À Toulouse, lorsque l’on flâne dans le quartier Saint-Georges et qu’on lève le nez au ciel, on remarque un nom de rue et un buste en bronze au destin aussi méconnu que singulier. Plus de cinquante ans après sa disparition, le nom et le visage de Renée Aspe résonnent presque comme une énigme dans le paysage culturel toulousain.
Électron libre de la peinture
Si certains spécialistes la classent chez les « Peintres de la Réalité Poétique », d’autres la renvoient du côté des « Expressionnistes Colorés ». Impossible de trancher tant elle se révèle un électron libre de la peinture des années 1940-1960.
Indocile de nature, elle n’accepte la comparaison avec aucun autre artiste et préfère se fier à sa seule intuition.
Élève de Lespinasse et Lhote
Cette fille de la petite bourgeoisie toulousaine voit le jour le 3 décembre 1922. Henri, le père, directeur d’une agence immobilière et Viviane, mère au foyer, l’élèvent au côté de leur fils Pierre avec bienveillance et fierté. Ils vont même jusqu’à l’inscrire au concours du plus beau bébé.
En grandissant, elle laisse l’image d’une enfant au caractère bien trempé, loin des murs oppressants de l’école. Ne sachant que faire, sa mère finit par l’inscrire à l’École des beaux-arts de la ville. Elle s’assagit et suit passionnée la technique du trait noir enseignée par Raymond Espinasse, l’une des grandes figures de l’École toulousaine.
Après trois ans d’études, elle monte à Paris parfaire ses connaissances auprès de Jean Souverbie et d’André Lhote. C’est là qu’elle apprend vraiment à composer un tableau, assimilant les techniques du fauvisme et du cubisme.
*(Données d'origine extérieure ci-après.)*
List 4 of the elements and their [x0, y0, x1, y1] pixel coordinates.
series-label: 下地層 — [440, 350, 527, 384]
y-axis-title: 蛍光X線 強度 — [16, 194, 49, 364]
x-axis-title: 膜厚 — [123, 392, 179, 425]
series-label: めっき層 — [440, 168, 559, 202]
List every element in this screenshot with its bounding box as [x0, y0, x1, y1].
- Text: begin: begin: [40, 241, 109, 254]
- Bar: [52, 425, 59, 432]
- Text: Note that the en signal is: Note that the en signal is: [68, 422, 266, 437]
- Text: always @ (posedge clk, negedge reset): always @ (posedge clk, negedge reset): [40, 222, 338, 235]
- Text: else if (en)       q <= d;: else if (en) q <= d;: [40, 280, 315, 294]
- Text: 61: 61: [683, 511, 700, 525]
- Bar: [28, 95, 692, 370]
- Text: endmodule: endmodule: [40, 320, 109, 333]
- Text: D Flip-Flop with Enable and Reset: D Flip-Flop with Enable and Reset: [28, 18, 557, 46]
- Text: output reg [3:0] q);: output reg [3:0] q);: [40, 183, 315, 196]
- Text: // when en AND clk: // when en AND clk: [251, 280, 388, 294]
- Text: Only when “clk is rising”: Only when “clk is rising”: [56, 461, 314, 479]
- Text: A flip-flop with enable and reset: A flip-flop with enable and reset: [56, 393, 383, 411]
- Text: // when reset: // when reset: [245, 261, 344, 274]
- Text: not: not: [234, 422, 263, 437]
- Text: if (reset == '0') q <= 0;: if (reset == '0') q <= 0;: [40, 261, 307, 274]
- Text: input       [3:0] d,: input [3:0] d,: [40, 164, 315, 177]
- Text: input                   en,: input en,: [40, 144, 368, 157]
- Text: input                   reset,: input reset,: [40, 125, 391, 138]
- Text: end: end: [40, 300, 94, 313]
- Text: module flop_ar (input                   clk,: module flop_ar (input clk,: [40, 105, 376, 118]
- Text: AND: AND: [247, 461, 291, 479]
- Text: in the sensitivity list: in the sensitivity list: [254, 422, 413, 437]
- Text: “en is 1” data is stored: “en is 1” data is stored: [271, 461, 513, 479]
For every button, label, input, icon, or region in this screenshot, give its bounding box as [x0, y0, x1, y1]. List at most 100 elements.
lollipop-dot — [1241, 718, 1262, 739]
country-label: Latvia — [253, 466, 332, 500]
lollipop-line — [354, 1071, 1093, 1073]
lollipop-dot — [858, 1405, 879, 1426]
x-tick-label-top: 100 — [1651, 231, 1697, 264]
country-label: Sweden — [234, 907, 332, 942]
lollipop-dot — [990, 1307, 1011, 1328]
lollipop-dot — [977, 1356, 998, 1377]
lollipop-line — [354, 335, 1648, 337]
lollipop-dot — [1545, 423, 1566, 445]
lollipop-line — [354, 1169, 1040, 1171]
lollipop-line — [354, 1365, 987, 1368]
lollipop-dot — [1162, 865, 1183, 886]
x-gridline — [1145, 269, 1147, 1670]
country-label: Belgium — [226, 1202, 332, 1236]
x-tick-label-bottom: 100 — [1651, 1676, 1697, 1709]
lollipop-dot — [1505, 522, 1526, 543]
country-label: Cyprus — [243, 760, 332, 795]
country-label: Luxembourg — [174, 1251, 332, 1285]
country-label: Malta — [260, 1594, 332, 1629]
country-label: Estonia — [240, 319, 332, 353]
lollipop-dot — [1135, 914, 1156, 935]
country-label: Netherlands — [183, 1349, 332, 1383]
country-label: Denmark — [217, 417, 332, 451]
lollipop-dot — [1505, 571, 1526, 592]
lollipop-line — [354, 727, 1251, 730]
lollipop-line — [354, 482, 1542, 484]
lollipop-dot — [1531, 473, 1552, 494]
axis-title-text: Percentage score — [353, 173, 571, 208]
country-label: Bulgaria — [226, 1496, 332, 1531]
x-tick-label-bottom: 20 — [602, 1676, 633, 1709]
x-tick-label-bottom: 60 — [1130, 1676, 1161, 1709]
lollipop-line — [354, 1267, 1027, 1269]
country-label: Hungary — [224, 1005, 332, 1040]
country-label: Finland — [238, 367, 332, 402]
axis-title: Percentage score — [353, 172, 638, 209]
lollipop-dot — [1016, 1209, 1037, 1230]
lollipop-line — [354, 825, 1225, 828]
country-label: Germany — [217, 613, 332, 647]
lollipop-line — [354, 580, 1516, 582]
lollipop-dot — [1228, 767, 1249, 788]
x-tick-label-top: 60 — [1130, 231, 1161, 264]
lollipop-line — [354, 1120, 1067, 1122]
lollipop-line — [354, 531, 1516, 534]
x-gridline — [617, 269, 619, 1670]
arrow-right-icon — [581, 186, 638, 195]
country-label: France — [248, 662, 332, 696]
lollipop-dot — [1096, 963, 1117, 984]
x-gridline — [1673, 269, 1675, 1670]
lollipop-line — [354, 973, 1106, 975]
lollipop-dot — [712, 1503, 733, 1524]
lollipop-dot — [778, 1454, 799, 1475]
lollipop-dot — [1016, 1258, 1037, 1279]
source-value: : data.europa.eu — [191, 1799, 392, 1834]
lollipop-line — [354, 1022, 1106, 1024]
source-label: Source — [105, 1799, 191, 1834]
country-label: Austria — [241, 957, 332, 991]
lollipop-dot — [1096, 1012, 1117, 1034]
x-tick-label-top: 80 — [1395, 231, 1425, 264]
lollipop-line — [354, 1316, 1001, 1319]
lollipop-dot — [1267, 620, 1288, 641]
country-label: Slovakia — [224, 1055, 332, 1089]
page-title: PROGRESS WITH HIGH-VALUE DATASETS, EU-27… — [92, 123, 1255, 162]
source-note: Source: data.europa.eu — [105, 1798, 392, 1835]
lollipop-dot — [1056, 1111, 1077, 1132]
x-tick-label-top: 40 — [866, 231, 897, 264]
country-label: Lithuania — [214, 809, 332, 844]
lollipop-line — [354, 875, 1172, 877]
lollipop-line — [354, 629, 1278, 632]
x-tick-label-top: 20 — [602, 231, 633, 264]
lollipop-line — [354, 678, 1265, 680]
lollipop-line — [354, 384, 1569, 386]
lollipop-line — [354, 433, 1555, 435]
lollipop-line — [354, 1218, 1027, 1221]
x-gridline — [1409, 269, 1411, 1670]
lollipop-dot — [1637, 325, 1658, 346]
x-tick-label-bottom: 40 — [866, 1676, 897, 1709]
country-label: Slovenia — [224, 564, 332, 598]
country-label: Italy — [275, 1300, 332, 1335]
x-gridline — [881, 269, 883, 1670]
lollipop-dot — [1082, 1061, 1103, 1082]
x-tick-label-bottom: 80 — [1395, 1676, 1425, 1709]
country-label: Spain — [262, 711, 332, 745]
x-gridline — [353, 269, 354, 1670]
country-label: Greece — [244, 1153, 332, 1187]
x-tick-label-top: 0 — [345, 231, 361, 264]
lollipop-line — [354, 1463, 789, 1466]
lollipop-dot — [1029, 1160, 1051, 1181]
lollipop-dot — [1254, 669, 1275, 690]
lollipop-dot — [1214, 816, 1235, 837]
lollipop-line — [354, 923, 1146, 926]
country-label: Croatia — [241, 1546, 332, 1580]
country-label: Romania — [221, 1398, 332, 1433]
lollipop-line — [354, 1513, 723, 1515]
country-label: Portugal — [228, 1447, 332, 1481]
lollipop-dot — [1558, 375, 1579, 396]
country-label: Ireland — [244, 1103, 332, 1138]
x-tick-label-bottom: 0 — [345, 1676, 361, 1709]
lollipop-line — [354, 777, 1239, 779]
Le peintre et scénographe Yves Bonnat loue son style lorsqu’il découvre ses toiles exposées au printemps 1944 à la galerie parisienne Arc-en-ciel. » Elle est à l’image de son soleil natal, tout feu, tout flamme et telle est aussi sa peinture, d’explosion de jeunesse et d’enthousiasme « .
Une grande voyageuse
En 1951, elle se rend pour la première fois en Espagne, de la Costa Brava à l’Andalousie. Elle peint avec une réelle présence le climat et la vie de ces contrées, à la gouache, à l’encre de Chine ou à l’huile. Les journaux ibériques parlent abondamment de ses accrochages à » La Sala Canuda » à Barcelone et au Salon des Onze à Madrid.
En 1963, elle profite d’un de ses nombreux périples dans la Péninsule pour assister au tournage du Plus grand cirque du monde d’Henry Hathaway. John Wayne qui tient le rôle principal, accepte de poser avec ses enfants pour elle ! Mais cette créatrice boulimique, toujours avide d’expériences et de contrées nouvelles (se rend au Maghreb et au Mexique), ressent le besoin de souffler, entre deux valises et deux expos. Sa petite maison du mont Saint-Clair à Sète devient son havre de paix. Alors qu’elle fourmille toujours autant de projets, sa palette vire au noir. Atteinte d’un cancer du sein, elle décède subitement le 17 septembre 1969, à seulement 46 ans.